Sarà prorogata la cassa
integrazione per i lavoratori della sede casertana di Softlab,
azienda di informatica presente in tutta Italia. E’ emerso
dall’incontro tenuto dai sindacati al Mimit (Ministero Imprese e
Made in Italy), in cui si è deciso in primis di garantire il
sostegno al reddito dei lavoratori, essendo la cassa
integrazione in scadenza al 31 dicembre prossimo.
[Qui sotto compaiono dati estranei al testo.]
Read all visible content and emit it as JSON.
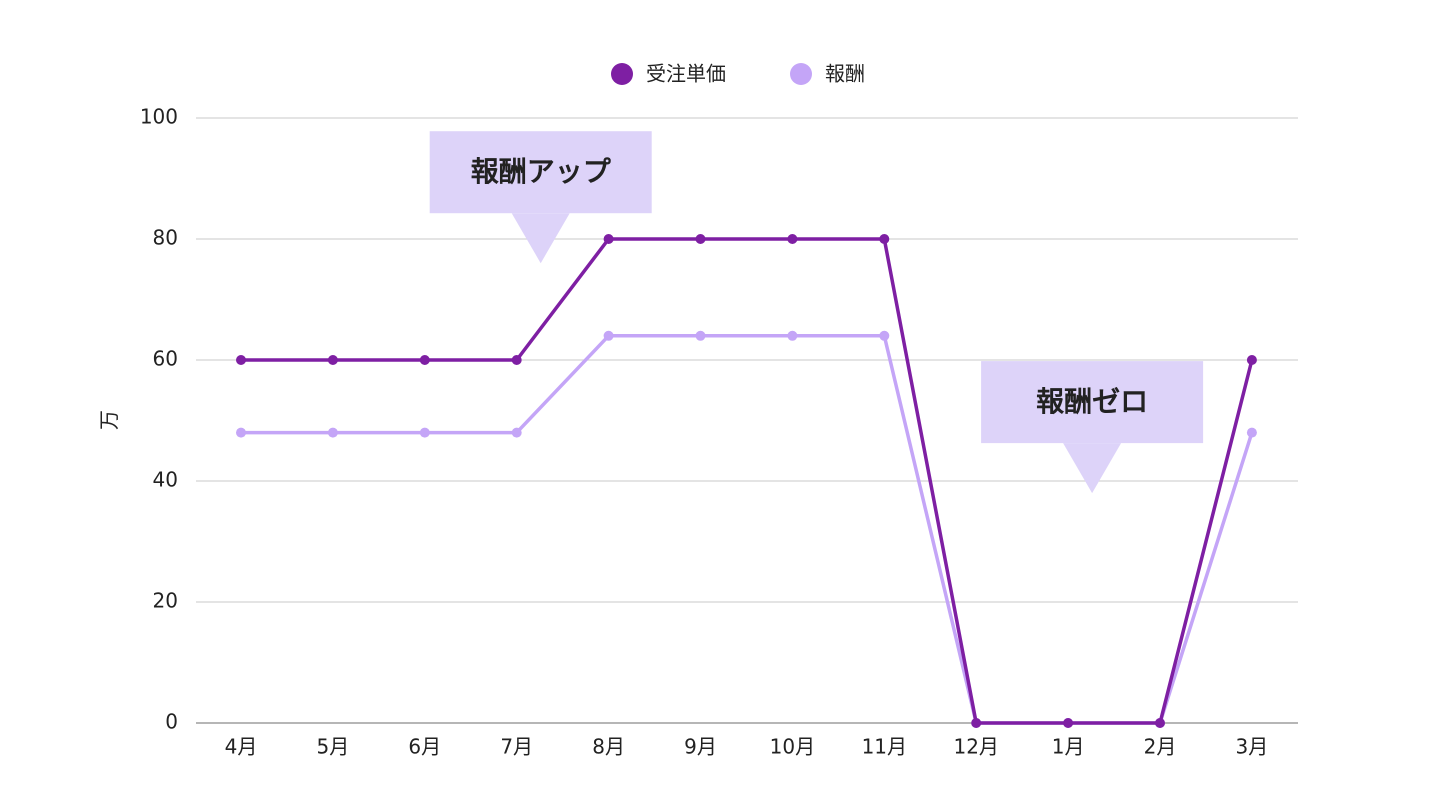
{
  "chart_data": {
    "type": "line",
    "categories": [
      "4月",
      "5月",
      "6月",
      "7月",
      "8月",
      "9月",
      "10月",
      "11月",
      "12月",
      "1月",
      "2月",
      "3月"
    ],
    "series": [
      {
        "name": "受注単価",
        "color": "#7e1fa3",
        "values": [
          60,
          60,
          60,
          60,
          80,
          80,
          80,
          80,
          0,
          0,
          0,
          60
        ]
      },
      {
        "name": "報酬",
        "color": "#c4a5f7",
        "values": [
          48,
          48,
          48,
          48,
          64,
          64,
          64,
          64,
          0,
          0,
          0,
          48
        ]
      }
    ],
    "ylabel": "万",
    "ylim": [
      0,
      100
    ],
    "yticks": [
      "0",
      "20",
      "40",
      "60",
      "80",
      "100"
    ],
    "grid": true,
    "legend_position": "top-center",
    "annotations": [
      {
        "text": "報酬アップ",
        "category": "7月",
        "value": 76,
        "color": "#ddd3f9"
      },
      {
        "text": "報酬ゼロ",
        "category": "1月",
        "value": 38,
        "color": "#ddd3f9"
      }
    ]
  }
}
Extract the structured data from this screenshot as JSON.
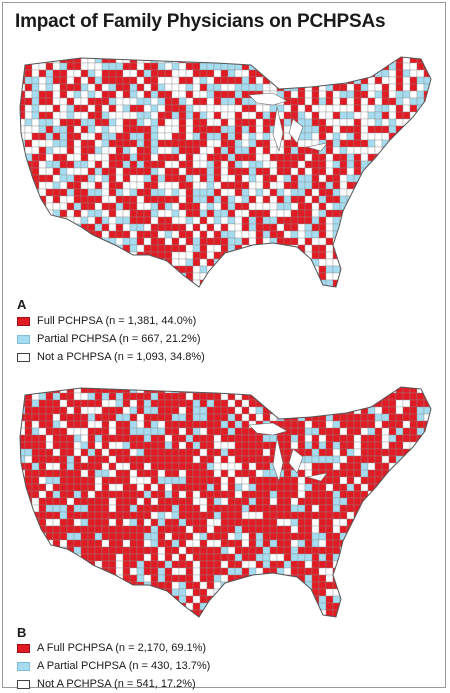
{
  "title": "Impact of Family Physicians on PCHPSAs",
  "colors": {
    "full": "#e01b24",
    "partial": "#a6dcef",
    "none": "#ffffff",
    "border": "#555555"
  },
  "panel_a": {
    "letter": "A",
    "legend": [
      {
        "key": "full",
        "label": "Full PCHPSA (n = 1,381, 44.0%)"
      },
      {
        "key": "partial",
        "label": "Partial PCHPSA (n = 667, 21.2%)"
      },
      {
        "key": "none",
        "label": "Not a PCHPSA (n = 1,093, 34.8%)"
      }
    ],
    "share": {
      "full": 0.44,
      "partial": 0.212,
      "none": 0.348
    }
  },
  "panel_b": {
    "letter": "B",
    "legend": [
      {
        "key": "full",
        "label": "A Full PCHPSA (n = 2,170, 69.1%)"
      },
      {
        "key": "partial",
        "label": "A Partial PCHPSA (n = 430, 13.7%)"
      },
      {
        "key": "none",
        "label": "Not A PCHPSA (n = 541, 17.2%)"
      }
    ],
    "share": {
      "full": 0.691,
      "partial": 0.137,
      "none": 0.172
    }
  }
}
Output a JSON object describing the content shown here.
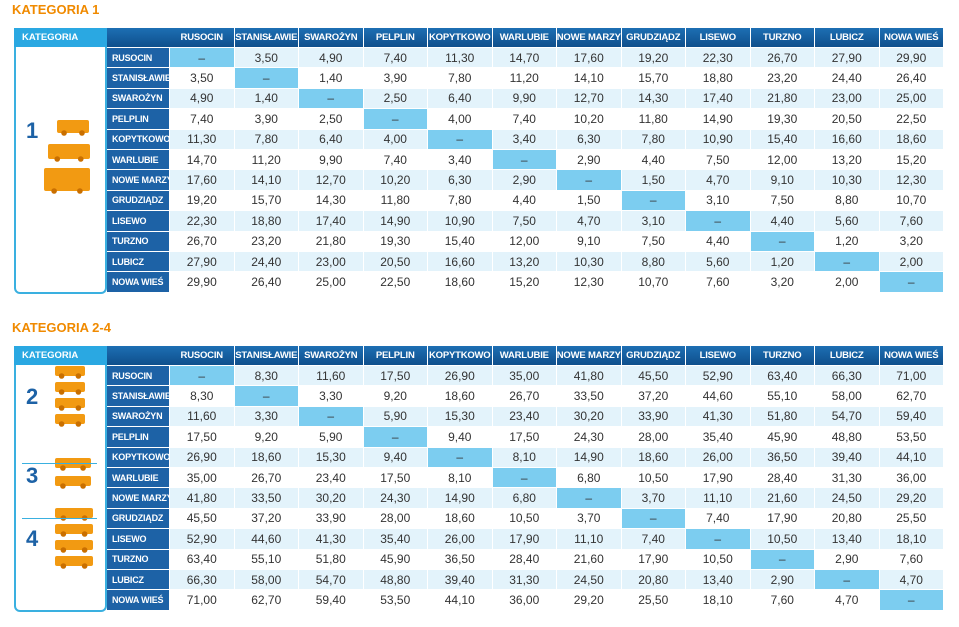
{
  "sections": [
    {
      "title": "KATEGORIA 1",
      "corner": "KATEGORIA",
      "columns": [
        "RUSOCIN",
        "STANISŁAWIE",
        "SWAROŻYN",
        "PELPLIN",
        "KOPYTKOWO",
        "WARLUBIE",
        "NOWE MARZY",
        "GRUDZIĄDZ",
        "LISEWO",
        "TURZNO",
        "LUBICZ",
        "NOWA WIEŚ"
      ],
      "categories": [
        "1"
      ],
      "rows": [
        {
          "label": "RUSOCIN",
          "cells": [
            "–",
            "3,50",
            "4,90",
            "7,40",
            "11,30",
            "14,70",
            "17,60",
            "19,20",
            "22,30",
            "26,70",
            "27,90",
            "29,90"
          ]
        },
        {
          "label": "STANISŁAWIE",
          "cells": [
            "3,50",
            "–",
            "1,40",
            "3,90",
            "7,80",
            "11,20",
            "14,10",
            "15,70",
            "18,80",
            "23,20",
            "24,40",
            "26,40"
          ]
        },
        {
          "label": "SWAROŻYN",
          "cells": [
            "4,90",
            "1,40",
            "–",
            "2,50",
            "6,40",
            "9,90",
            "12,70",
            "14,30",
            "17,40",
            "21,80",
            "23,00",
            "25,00"
          ]
        },
        {
          "label": "PELPLIN",
          "cells": [
            "7,40",
            "3,90",
            "2,50",
            "–",
            "4,00",
            "7,40",
            "10,20",
            "11,80",
            "14,90",
            "19,30",
            "20,50",
            "22,50"
          ]
        },
        {
          "label": "KOPYTKOWO",
          "cells": [
            "11,30",
            "7,80",
            "6,40",
            "4,00",
            "–",
            "3,40",
            "6,30",
            "7,80",
            "10,90",
            "15,40",
            "16,60",
            "18,60"
          ]
        },
        {
          "label": "WARLUBIE",
          "cells": [
            "14,70",
            "11,20",
            "9,90",
            "7,40",
            "3,40",
            "–",
            "2,90",
            "4,40",
            "7,50",
            "12,00",
            "13,20",
            "15,20"
          ]
        },
        {
          "label": "NOWE MARZY",
          "cells": [
            "17,60",
            "14,10",
            "12,70",
            "10,20",
            "6,30",
            "2,90",
            "–",
            "1,50",
            "4,70",
            "9,10",
            "10,30",
            "12,30"
          ]
        },
        {
          "label": "GRUDZIĄDZ",
          "cells": [
            "19,20",
            "15,70",
            "14,30",
            "11,80",
            "7,80",
            "4,40",
            "1,50",
            "–",
            "3,10",
            "7,50",
            "8,80",
            "10,70"
          ]
        },
        {
          "label": "LISEWO",
          "cells": [
            "22,30",
            "18,80",
            "17,40",
            "14,90",
            "10,90",
            "7,50",
            "4,70",
            "3,10",
            "–",
            "4,40",
            "5,60",
            "7,60"
          ]
        },
        {
          "label": "TURZNO",
          "cells": [
            "26,70",
            "23,20",
            "21,80",
            "19,30",
            "15,40",
            "12,00",
            "9,10",
            "7,50",
            "4,40",
            "–",
            "1,20",
            "3,20"
          ]
        },
        {
          "label": "LUBICZ",
          "cells": [
            "27,90",
            "24,40",
            "23,00",
            "20,50",
            "16,60",
            "13,20",
            "10,30",
            "8,80",
            "5,60",
            "1,20",
            "–",
            "2,00"
          ]
        },
        {
          "label": "NOWA WIEŚ",
          "cells": [
            "29,90",
            "26,40",
            "25,00",
            "22,50",
            "18,60",
            "15,20",
            "12,30",
            "10,70",
            "7,60",
            "3,20",
            "2,00",
            "–"
          ]
        }
      ]
    },
    {
      "title": "KATEGORIA 2-4",
      "corner": "KATEGORIA",
      "columns": [
        "RUSOCIN",
        "STANISŁAWIE",
        "SWAROŻYN",
        "PELPLIN",
        "KOPYTKOWO",
        "WARLUBIE",
        "NOWE MARZY",
        "GRUDZIĄDZ",
        "LISEWO",
        "TURZNO",
        "LUBICZ",
        "NOWA WIEŚ"
      ],
      "categories": [
        "2",
        "3",
        "4"
      ],
      "rows": [
        {
          "label": "RUSOCIN",
          "cells": [
            "–",
            "8,30",
            "11,60",
            "17,50",
            "26,90",
            "35,00",
            "41,80",
            "45,50",
            "52,90",
            "63,40",
            "66,30",
            "71,00"
          ]
        },
        {
          "label": "STANISŁAWIE",
          "cells": [
            "8,30",
            "–",
            "3,30",
            "9,20",
            "18,60",
            "26,70",
            "33,50",
            "37,20",
            "44,60",
            "55,10",
            "58,00",
            "62,70"
          ]
        },
        {
          "label": "SWAROŻYN",
          "cells": [
            "11,60",
            "3,30",
            "–",
            "5,90",
            "15,30",
            "23,40",
            "30,20",
            "33,90",
            "41,30",
            "51,80",
            "54,70",
            "59,40"
          ]
        },
        {
          "label": "PELPLIN",
          "cells": [
            "17,50",
            "9,20",
            "5,90",
            "–",
            "9,40",
            "17,50",
            "24,30",
            "28,00",
            "35,40",
            "45,90",
            "48,80",
            "53,50"
          ]
        },
        {
          "label": "KOPYTKOWO",
          "cells": [
            "26,90",
            "18,60",
            "15,30",
            "9,40",
            "–",
            "8,10",
            "14,90",
            "18,60",
            "26,00",
            "36,50",
            "39,40",
            "44,10"
          ]
        },
        {
          "label": "WARLUBIE",
          "cells": [
            "35,00",
            "26,70",
            "23,40",
            "17,50",
            "8,10",
            "–",
            "6,80",
            "10,50",
            "17,90",
            "28,40",
            "31,30",
            "36,00"
          ]
        },
        {
          "label": "NOWE MARZY",
          "cells": [
            "41,80",
            "33,50",
            "30,20",
            "24,30",
            "14,90",
            "6,80",
            "–",
            "3,70",
            "11,10",
            "21,60",
            "24,50",
            "29,20"
          ]
        },
        {
          "label": "GRUDZIĄDZ",
          "cells": [
            "45,50",
            "37,20",
            "33,90",
            "28,00",
            "18,60",
            "10,50",
            "3,70",
            "–",
            "7,40",
            "17,90",
            "20,80",
            "25,50"
          ]
        },
        {
          "label": "LISEWO",
          "cells": [
            "52,90",
            "44,60",
            "41,30",
            "35,40",
            "26,00",
            "17,90",
            "11,10",
            "7,40",
            "–",
            "10,50",
            "13,40",
            "18,10"
          ]
        },
        {
          "label": "TURZNO",
          "cells": [
            "63,40",
            "55,10",
            "51,80",
            "45,90",
            "36,50",
            "28,40",
            "21,60",
            "17,90",
            "10,50",
            "–",
            "2,90",
            "7,60"
          ]
        },
        {
          "label": "LUBICZ",
          "cells": [
            "66,30",
            "58,00",
            "54,70",
            "48,80",
            "39,40",
            "31,30",
            "24,50",
            "20,80",
            "13,40",
            "2,90",
            "–",
            "4,70"
          ]
        },
        {
          "label": "NOWA WIEŚ",
          "cells": [
            "71,00",
            "62,70",
            "59,40",
            "53,50",
            "44,10",
            "36,00",
            "29,20",
            "25,50",
            "18,10",
            "7,60",
            "4,70",
            "–"
          ]
        }
      ]
    }
  ]
}
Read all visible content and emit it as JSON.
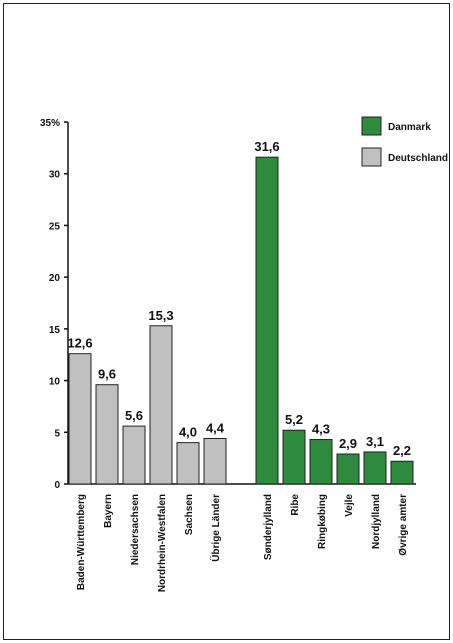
{
  "chart_data": {
    "type": "bar",
    "ylabel": "",
    "ylim": [
      0,
      35
    ],
    "y_ticks": [
      "0",
      "5",
      "10",
      "15",
      "20",
      "25",
      "30",
      "35%"
    ],
    "grid": false,
    "legend_placement": "top-right",
    "colors": {
      "Danmark": "#2e8b3e",
      "Deutschland": "#c0c0c0",
      "bar_stroke": "#222222",
      "axis": "#111111"
    },
    "series": [
      {
        "name": "Deutschland",
        "categories": [
          "Baden-Württemberg",
          "Bayern",
          "Niedersachsen",
          "Nordrhein-Westfalen",
          "Sachsen",
          "Übrige Länder"
        ],
        "values": [
          12.6,
          9.6,
          5.6,
          15.3,
          4.0,
          4.4
        ],
        "labels": [
          "12,6",
          "9,6",
          "5,6",
          "15,3",
          "4,0",
          "4,4"
        ]
      },
      {
        "name": "Danmark",
        "categories": [
          "Sønderjylland",
          "Ribe",
          "Ringkøbing",
          "Vejle",
          "Nordjylland",
          "Øvrige amter"
        ],
        "values": [
          31.6,
          5.2,
          4.3,
          2.9,
          3.1,
          2.2
        ],
        "labels": [
          "31,6",
          "5,2",
          "4,3",
          "2,9",
          "3,1",
          "2,2"
        ]
      }
    ]
  }
}
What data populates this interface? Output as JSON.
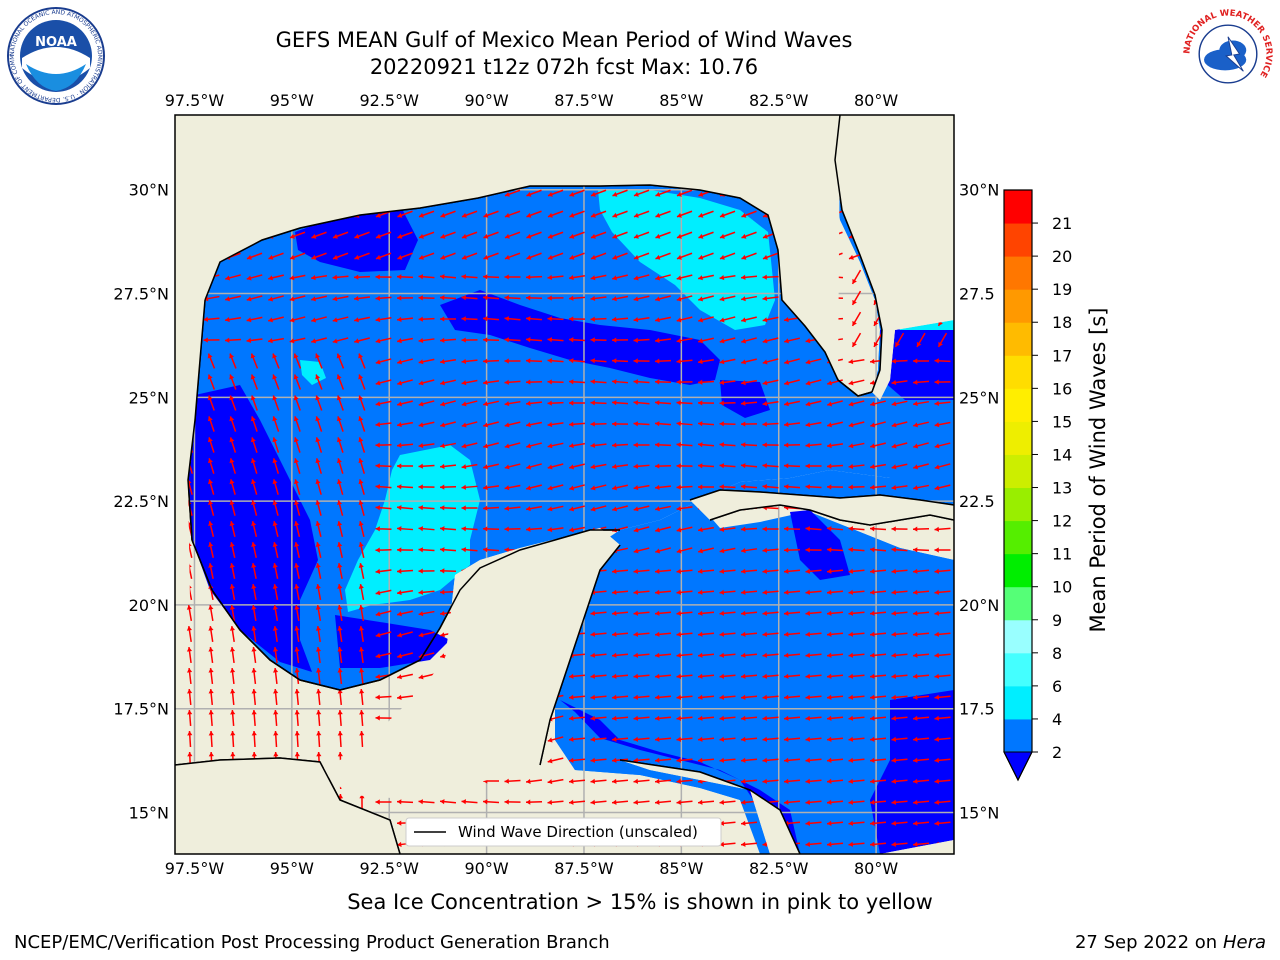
{
  "header": {
    "title_line1": "GEFS MEAN Gulf of Mexico Mean Period of Wind Waves",
    "title_line2": "20220921 t12z 072h fcst   Max: 10.76"
  },
  "logos": {
    "left_text": "NOAA",
    "left_ring_text": "NATIONAL OCEANIC AND ATMOSPHERIC ADMINISTRATION · U.S. DEPARTMENT OF COMMERCE",
    "right_ring_text": "NATIONAL WEATHER SERVICE"
  },
  "map": {
    "lon_range": [
      -98,
      -78
    ],
    "lat_range": [
      14,
      31.8
    ],
    "lon_ticks": [
      "97.5°W",
      "95°W",
      "92.5°W",
      "90°W",
      "87.5°W",
      "85°W",
      "82.5°W",
      "80°W"
    ],
    "lat_ticks": [
      "30°N",
      "27.5°N",
      "25°N",
      "22.5°N",
      "20°N",
      "17.5°N",
      "15°N"
    ],
    "right_lat_ticks": [
      "30°N",
      "27.5",
      "25°N",
      "22.5",
      "20°N",
      "17.5",
      "15°N"
    ],
    "legend_label": "Wind Wave Direction (unscaled)",
    "land_color": "#efeedc",
    "arrow_color": "#ff0000"
  },
  "colorbar": {
    "label": "Mean Period of Wind Waves [s]",
    "levels": [
      "2",
      "4",
      "6",
      "8",
      "9",
      "10",
      "11",
      "12",
      "13",
      "14",
      "15",
      "16",
      "17",
      "18",
      "19",
      "20",
      "21"
    ],
    "colors": [
      "#0077ff",
      "#00eeff",
      "#44ffff",
      "#99ffff",
      "#55ff77",
      "#00ee00",
      "#55ee00",
      "#99ee00",
      "#ccee00",
      "#eeee00",
      "#ffee00",
      "#ffdd00",
      "#ffbb00",
      "#ff9900",
      "#ff7700",
      "#ff4400",
      "#ff0000"
    ],
    "extend_color": "#0000ff"
  },
  "footer": {
    "note": "Sea Ice Concentration > 15% is shown in pink to yellow",
    "credit_left": "NCEP/EMC/Verification Post Processing Product Generation Branch",
    "credit_right_date": "27 Sep 2022 on",
    "credit_right_host": "Hera"
  }
}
Saranno quindi
avviate le procedure per prorogare la cig, ma il risultato non
tranquillizza lavoratori e sindacati, che chiedono certezze per
il futuro, visto che i circa 230 dipendenti della sede Softlab
di Maddaloni (in tutta Italia l’azienda ha circa 700
dipendenti), da quando sono stati assunti qualche anno fa, non
hanno in pratica mai lavorato, restando quasi sempre in cassa
integrazione con poche ore di lavoro o a zero ore, come sta
avvenendo attualmente; solo una trentina di addetti è stata
impegnata in qualche commessa, e attende alcune mensilità,
mentre gli altri in cig attendono che l’azienda paghi la quota
di cassa di propria spettanza da luglio (l’Inps ha regolarmente
corrisposto le somme che le competono). I lavoratori Softlab
sono tutti ex dipendenti della multinazionale Jabil di
Marcianise, fuoriusciti da quest’ultima negli anni scorsi in
seguito ad una crisi produttiva e assunti in Softlab sulla base
di incentivi pagati da Jabil e di processi di
reindustrializzazione voluti dalle istituzioni governative e
regionali ma mai decollati. Peraltro la multinazionale Usa aveva
fatto da garante sulla capacità produttiva di Softlab. Il
segretario della Fiom-Cgil di Caserta Francesco Percuoco, oggi a
Roma con i lavoratori Softlab, spiega che “la cassa integrazione
non è la soluzione ad un problema occupazionale che doveva
essere risolto da un progetto di ricollocazione rimasto sulla
carta; era però doveroso non lasciare scoperti i lavoratori ex
Jabil che si sono messi in gioco ed hanno accettato dí
ricollocarsi perché si sentivano garantiti dalla presenza delle
istituzioni regionali e nazionali. Adesso lavoratrici e
lavoratori non possono essere abbandonati dalle istituzioni e
anche nell’ incontro del prossimo 24 gennaio, chiederemo di
lavorare ad una soluzione che dia prospettive occupazionali”.